A series of cinematic portraits by Ben Rivers showing the lives of three individuals who have made the isolated pockets of Northern Europe their home. Living self-sufficiently off the land, the subjects of the films are independently evolving a way of life that quietly, but resolutely, refuses to submit to the demands of conventional living.

The title of the exhibition refers to the name of a book by Norwegian writer Knut Hamsun. Hamsun held a deep mistrust for civilisation and believed a life’s fulfillment was only to be found through the soil. On Overgrown Paths came about as a final defense following Hamsun’s condemnation by fellow Norwegians for sympathising with the Romantic ‘Volk’ elements of the Third Reich.

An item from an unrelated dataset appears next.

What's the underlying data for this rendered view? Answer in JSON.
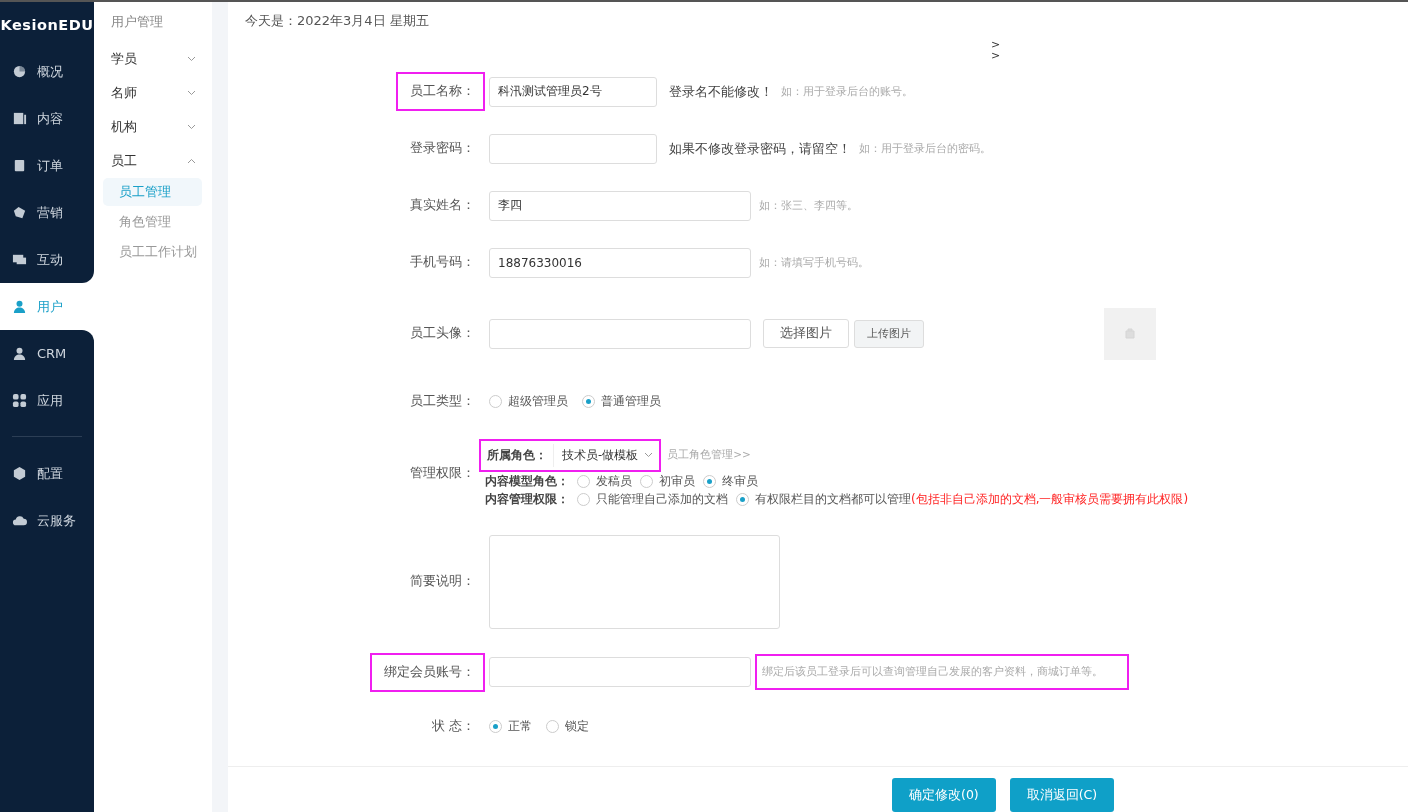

Hamsun embodies the principles that the characters within these films adhere to, whilst his life-story demonstrates the political misappropriation that the return to nature has suffered.

Mimicking the cluttered liberty these recluses seek, Ben’s camera moves with a sensitive and inquisitive abandon. Using experimental processing techniques and utilising the fragmenting effect of the 30sec longest continuous shot of a wind-up Bolex, the films emphasise the incomplete nature of the cinematic portrait, while preserving a sense of the private. What emerges is a richly textured and intimate ode to the patterns of the lives portrayed.

This Is My Land, observes the daily routine of self-sufficient Jake Williams. Sördal focuses upon an abandoned film set found while searching for a Norwegian hermit. Origin of the Species surveys the geography surrounding a 75-year-old amateur inventor and Darwin enthusiast.